Le but de la sismologie est d'arriver un jour à mesurer ces mouvements en cours dans le noyau, ce n'est pas encore le cas pour l'instant. Mais des résultats ont été obtenus, en effet on a remarqué que les ondes qui se sont propagées dans la graine en passant par l'axe de rotation, qui est proche de l'axe du champ magnétique, n'ont pas la même vitesse que les ondes qui ont traversées la graine par le plan équatorial, il semble qu'il y ait là une signature sismologique du champ magnétique.
- Les mystères ne concernent pas uniquement le noyau. Le manteau est un solide, mais un solide qui convecte, c'est-à-dire que sur des temps très longs, le million d'années, le manteau se comporte comme un fluide très visqueux avec des vitesses qui cette fois sont de l'ordre du cm/an. L'évidence de cette convection en surface est la tectonique des plaques, en effet les matériaux froids (les plaques océaniques anciennes) ont tendance à plonger dans le manteau, tirant sur le reste de la plaque, il se forme alors des rides océaniques où le matériau chaud remonte des profondeurs et vient cristalliser en surface.
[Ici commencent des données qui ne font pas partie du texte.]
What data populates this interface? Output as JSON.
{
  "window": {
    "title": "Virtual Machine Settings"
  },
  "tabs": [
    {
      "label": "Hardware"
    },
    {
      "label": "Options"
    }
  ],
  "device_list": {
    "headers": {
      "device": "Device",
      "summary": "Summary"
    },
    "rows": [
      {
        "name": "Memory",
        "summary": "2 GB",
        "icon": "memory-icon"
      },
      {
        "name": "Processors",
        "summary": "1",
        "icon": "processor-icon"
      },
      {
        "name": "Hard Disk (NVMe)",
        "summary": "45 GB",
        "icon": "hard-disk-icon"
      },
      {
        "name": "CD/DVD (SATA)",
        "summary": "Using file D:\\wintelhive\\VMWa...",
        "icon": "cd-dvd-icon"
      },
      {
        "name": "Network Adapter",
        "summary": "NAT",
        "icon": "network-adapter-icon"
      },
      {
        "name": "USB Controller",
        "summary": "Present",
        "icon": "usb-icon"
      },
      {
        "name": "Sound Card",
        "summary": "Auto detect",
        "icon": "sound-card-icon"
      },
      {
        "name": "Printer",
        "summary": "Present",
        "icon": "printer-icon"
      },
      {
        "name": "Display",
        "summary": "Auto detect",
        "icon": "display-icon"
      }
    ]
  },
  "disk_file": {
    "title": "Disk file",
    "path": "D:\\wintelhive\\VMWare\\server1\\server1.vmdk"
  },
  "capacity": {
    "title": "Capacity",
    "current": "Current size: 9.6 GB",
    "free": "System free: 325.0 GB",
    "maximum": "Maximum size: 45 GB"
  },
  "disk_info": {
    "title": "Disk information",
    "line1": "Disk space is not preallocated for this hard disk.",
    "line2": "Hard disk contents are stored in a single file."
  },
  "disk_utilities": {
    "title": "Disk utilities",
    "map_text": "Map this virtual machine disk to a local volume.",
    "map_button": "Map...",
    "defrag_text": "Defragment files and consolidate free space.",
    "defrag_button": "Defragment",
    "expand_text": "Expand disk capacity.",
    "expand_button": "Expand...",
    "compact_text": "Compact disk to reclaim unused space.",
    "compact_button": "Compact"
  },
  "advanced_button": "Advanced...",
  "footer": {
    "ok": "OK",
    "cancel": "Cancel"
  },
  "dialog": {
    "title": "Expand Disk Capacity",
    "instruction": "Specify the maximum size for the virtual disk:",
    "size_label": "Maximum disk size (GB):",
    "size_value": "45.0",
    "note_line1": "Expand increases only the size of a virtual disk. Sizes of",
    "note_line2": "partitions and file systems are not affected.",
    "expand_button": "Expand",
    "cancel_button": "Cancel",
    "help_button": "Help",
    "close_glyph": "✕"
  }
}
L'apport de la sismologie provient cette fois de l'image tomographique que l'on peut obtenir du manteau, en effet les ondes ne se propagent pas de la même façon dans un matériau froid que dans un matériel chaud. Lorsque les ondes traversent un matériel chaud leur vitesse diminue, et inversement. En surface on s'aperçoit que les océans jeunes sont plutôt chauds, alors que les plaques continentales anciennes sont plus froides. Mais le plus intéressant vient lorsque l'on regarde plus en profondeur, le manteau devient homogène : le contraste de vitesse diminue. Les images obtenues ne correspondent pas aux modèles anciens de la tectonique des plaques dans lesquels on avait de grandes cellules de convection qui prenaient tout le manteau, qui étaient régulièrement espacées. On a donc du développer de nouveaux modèles numériques pour prendre en compte ces nouvelles observations, ces modèles sont beaucoup plus compliqués avec des plaques qui plongent et des panaches de manteau chaud qui remontent dans une répartition complexe. Les géologues ont découvert des traces en surface de ces panaches, ils seraient associés aux zones dites de point chaud. Un exemple est le panache qui a créé la région volcanique du Décan en Inde. Les plaques se sont déplacées et le panache toujours actif a créé les volcans des Maldives, et aujourd'hui ce même panache se situerait sous l'île de la réunion.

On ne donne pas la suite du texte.